Helmy changed focus to Vivid's celebrity sex tape business. “Vivid has established itself as king of celebrity sex tapes," he said. "Are these sex tapes a revenue driver for Vivid… what can you tell us about how much the business relies on them?”
Nodding, Hirsch noted that celebrity sex tapes have proven very lucrative for Vivid, generating "great revenue," but that their infrequent nature means they cannot be relied upon too often. "Kim Kardashian was a whole different animal and in its own way, sort of broke the Internet and broke the celebrity sex tape business wide open," Hirsch said, comparing its historic impact to the Pamela Anderson and Tommy Lee sex tape. "We sold millions and millions and millions of subscriptions and tons and tons of DVDs. It’s by far the most successful thing we’ve ever done. And, you know, helped launch a family dynasty."

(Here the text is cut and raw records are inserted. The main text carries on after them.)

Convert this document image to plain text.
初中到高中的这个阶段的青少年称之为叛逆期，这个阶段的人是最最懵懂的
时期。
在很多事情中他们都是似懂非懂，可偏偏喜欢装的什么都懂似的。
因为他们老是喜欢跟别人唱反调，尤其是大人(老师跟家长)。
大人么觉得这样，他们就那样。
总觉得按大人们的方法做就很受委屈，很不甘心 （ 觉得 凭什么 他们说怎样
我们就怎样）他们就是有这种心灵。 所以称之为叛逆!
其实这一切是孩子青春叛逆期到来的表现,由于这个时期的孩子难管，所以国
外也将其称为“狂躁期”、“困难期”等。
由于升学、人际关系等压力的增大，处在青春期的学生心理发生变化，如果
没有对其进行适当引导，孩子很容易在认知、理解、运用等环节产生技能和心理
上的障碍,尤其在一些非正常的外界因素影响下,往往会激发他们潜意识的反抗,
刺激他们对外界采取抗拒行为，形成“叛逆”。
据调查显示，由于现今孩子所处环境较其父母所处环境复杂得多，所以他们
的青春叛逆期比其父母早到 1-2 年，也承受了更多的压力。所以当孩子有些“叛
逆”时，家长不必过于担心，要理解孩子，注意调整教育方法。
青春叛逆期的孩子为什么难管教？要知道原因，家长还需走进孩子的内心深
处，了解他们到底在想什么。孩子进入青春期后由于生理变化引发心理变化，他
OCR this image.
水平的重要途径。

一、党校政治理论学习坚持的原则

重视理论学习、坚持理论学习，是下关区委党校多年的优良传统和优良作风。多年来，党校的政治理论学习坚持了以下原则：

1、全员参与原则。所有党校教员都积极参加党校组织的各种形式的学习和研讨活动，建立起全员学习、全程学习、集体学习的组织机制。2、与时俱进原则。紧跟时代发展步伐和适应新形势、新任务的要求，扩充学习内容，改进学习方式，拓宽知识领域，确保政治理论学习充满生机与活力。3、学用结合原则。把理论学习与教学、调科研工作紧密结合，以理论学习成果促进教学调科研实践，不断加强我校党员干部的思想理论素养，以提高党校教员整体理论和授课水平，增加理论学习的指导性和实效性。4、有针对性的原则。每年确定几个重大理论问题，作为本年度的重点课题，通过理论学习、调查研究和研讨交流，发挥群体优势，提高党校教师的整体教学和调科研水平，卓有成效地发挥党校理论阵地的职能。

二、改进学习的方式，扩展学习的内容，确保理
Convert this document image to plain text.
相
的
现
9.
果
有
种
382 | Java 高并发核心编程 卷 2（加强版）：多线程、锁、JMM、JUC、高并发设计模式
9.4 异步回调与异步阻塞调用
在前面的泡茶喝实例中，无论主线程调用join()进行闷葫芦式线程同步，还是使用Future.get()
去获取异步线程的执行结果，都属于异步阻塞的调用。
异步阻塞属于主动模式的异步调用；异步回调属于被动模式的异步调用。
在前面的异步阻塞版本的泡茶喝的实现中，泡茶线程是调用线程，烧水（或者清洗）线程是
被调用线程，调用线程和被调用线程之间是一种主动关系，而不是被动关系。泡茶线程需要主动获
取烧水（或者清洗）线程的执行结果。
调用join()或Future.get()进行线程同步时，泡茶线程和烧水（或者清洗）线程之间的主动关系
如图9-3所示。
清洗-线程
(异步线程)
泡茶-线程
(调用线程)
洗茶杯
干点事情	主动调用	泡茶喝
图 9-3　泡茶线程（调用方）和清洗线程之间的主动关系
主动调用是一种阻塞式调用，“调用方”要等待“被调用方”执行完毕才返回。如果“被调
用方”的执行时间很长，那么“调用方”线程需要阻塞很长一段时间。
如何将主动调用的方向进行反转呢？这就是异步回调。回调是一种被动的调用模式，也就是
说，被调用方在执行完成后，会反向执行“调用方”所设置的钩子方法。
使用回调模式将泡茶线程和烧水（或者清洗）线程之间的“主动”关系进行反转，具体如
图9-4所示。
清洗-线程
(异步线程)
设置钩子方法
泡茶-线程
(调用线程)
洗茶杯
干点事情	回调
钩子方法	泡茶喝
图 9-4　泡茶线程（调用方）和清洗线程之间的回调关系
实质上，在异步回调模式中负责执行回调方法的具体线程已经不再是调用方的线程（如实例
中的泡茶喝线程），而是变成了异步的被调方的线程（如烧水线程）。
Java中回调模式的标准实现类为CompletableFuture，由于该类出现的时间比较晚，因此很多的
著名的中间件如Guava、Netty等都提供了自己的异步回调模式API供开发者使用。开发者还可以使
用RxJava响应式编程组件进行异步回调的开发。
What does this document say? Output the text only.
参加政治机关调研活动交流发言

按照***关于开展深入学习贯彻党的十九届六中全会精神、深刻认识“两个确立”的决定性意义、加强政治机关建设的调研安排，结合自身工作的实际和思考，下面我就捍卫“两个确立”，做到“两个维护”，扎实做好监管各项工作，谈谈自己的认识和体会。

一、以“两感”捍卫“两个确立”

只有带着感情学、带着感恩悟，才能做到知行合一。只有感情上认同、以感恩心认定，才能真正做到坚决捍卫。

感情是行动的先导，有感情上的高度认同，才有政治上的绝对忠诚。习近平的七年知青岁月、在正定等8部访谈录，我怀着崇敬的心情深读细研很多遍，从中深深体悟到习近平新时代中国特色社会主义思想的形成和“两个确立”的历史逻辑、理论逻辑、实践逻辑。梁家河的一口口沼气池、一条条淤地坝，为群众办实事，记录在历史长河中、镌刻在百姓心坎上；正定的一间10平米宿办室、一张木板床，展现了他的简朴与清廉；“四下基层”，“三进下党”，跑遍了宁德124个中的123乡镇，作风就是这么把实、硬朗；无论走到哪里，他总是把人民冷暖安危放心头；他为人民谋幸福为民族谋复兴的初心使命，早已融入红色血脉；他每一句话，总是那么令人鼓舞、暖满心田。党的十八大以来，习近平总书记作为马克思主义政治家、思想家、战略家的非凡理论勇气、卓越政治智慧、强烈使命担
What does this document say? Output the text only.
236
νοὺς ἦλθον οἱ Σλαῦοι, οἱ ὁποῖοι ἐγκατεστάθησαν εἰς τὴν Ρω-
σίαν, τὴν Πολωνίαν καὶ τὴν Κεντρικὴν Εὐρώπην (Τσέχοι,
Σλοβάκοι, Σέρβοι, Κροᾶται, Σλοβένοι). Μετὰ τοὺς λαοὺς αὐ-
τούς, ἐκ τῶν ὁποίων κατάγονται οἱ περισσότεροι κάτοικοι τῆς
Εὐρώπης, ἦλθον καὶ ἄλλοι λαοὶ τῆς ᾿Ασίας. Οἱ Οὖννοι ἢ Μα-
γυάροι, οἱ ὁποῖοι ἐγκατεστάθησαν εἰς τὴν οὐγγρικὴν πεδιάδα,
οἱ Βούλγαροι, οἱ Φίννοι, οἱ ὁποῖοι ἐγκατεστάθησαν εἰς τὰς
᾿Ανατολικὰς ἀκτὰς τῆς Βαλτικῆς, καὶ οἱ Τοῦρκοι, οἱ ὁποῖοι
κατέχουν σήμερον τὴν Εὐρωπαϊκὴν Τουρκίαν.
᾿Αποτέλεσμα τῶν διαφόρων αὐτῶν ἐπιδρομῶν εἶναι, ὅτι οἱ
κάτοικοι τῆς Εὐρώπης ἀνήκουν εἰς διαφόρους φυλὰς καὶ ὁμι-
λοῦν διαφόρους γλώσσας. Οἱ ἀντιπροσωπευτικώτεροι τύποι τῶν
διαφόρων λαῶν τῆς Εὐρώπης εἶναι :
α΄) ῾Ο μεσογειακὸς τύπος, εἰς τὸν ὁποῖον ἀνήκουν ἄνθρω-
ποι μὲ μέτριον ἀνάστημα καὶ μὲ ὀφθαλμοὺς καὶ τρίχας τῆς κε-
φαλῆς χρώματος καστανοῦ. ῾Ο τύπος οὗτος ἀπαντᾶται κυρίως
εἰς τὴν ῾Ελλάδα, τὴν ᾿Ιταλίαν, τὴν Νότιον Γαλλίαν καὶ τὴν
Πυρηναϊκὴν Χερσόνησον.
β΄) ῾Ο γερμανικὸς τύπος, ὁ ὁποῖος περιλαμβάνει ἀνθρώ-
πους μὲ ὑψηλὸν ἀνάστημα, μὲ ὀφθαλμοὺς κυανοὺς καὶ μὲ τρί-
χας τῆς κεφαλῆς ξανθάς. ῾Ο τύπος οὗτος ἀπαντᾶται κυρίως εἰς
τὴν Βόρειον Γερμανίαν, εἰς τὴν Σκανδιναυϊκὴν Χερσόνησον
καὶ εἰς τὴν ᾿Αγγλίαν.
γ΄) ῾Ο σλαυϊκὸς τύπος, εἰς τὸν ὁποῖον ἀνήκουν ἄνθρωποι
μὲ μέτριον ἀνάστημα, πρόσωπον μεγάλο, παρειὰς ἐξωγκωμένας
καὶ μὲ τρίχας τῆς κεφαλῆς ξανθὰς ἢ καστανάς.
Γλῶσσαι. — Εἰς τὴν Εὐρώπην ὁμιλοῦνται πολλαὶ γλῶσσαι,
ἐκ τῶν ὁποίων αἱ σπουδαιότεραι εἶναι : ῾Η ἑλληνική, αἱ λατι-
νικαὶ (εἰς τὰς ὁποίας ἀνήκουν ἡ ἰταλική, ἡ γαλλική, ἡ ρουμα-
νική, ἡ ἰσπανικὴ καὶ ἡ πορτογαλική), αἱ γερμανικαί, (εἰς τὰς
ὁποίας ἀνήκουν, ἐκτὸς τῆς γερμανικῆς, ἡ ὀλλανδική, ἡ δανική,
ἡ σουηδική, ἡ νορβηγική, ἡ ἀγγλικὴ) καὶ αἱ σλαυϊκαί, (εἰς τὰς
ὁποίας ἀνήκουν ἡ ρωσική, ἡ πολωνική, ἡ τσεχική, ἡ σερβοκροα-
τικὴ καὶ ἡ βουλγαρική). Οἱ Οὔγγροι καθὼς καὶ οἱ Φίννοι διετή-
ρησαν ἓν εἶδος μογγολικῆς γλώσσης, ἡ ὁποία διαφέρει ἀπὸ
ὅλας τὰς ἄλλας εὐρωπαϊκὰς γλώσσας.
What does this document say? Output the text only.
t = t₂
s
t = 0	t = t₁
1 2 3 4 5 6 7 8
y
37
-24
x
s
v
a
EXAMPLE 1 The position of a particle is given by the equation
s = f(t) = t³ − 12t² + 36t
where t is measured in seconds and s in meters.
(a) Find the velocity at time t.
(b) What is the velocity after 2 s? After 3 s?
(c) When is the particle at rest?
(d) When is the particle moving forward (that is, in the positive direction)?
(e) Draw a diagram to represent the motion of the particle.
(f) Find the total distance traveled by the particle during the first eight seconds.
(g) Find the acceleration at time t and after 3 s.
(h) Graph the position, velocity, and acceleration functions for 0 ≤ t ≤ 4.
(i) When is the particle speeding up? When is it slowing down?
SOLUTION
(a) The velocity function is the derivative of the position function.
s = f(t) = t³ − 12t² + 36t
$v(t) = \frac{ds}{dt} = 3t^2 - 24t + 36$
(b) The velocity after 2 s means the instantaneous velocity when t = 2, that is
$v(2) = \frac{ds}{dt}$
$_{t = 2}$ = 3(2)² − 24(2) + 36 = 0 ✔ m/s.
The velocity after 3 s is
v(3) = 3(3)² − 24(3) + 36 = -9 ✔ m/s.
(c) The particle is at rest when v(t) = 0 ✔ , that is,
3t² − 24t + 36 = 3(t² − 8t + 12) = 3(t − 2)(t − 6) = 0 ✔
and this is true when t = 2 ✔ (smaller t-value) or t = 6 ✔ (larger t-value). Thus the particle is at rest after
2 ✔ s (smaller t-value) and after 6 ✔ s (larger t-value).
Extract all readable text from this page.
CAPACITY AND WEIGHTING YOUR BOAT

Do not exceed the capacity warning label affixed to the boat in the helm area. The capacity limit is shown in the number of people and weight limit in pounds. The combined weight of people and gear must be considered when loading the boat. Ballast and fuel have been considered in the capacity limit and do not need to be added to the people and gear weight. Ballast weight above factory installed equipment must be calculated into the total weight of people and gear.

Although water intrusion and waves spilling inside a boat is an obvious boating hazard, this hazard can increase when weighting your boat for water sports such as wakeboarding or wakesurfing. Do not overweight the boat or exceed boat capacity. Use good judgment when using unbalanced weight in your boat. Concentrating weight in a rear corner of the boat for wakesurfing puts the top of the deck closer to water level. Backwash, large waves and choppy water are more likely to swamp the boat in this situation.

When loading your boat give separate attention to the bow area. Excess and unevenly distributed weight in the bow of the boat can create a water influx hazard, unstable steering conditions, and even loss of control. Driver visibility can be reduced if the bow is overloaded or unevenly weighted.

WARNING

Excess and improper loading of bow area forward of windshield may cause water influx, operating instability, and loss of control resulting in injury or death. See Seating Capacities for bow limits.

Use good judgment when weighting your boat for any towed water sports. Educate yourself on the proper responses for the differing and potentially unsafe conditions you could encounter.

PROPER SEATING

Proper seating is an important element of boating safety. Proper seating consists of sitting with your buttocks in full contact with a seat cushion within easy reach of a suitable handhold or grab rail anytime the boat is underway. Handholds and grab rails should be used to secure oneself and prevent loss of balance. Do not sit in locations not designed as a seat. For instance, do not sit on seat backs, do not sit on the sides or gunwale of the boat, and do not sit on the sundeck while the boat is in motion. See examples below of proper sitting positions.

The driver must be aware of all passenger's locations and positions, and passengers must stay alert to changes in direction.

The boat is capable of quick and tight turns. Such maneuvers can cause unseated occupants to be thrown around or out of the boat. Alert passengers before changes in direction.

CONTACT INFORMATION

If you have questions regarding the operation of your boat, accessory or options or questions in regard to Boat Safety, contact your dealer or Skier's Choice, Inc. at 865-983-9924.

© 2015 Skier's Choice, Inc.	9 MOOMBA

Fast forwarding, Helmy said, "Let’s talk about the present. How would you sum up the current state of the industry?"
"I think it’s challenging," Hirsch said. "I think it’d be hard to disagree with that. This statewide measure on mandatory condoms. It’s an election year. And I think we’ve seen traditionally during an election year, we’ve seen prosecutions ramp up… so I think the industry’s going to have to deal with that on some level. And then of course just surviving out there. But there are people surviving… it’s not a layup like it used to be, but it can happen."
"What do you see as the next bright spot for adult?" Helmy asked.
"Well, I’ve always been a big believer in people want to be entertained, so give them interesting, compelling content and they’ll watch it," Hirsch replied. As far as virtual reality, he still figures people are more inclined to take off their glasses for porn, rather than strap on goggles. Hirsch reminded everyone that "3D" was the buzzword years ago, but eventually faded away. Cams, however, is an area of the business where he sees great potential.
"I’ll also say that the cam business is just going to keep getting bigger and bigger, because as people cut the cord and as your TV is Internet connected as it is now, I think that people will really enjoy watching cams on their big 70-inch TV screen," he said.
Helmy then guided the interview towards future prospects, asking Hirsch how adult can ensure its long-term success.
"Well, I think the first thing we should do is… look at the tube sites and say okay, they’re here to stay," Hirsch stated. He foresees them eventually running low on content due to less porn being produced, which could prove problematic since there is "an awfully big beast that needs to be fed every month." Studios and tube sites can overcome this pressure by working together, since "it's in everbody's best interest" to do so.
Lastly, Helmy asked, "What advice would you give entrepreneurs today who want to go into the business?"
"Well, you have to be ready to not make much money… so you have to be really really passionate about what you do… and understand that it might not happen, but you just have to be in it and enjoy the journey," Hirsch soberly advised. "Because chances are you’re not going to make $100 million being in the business so you have to love what you do."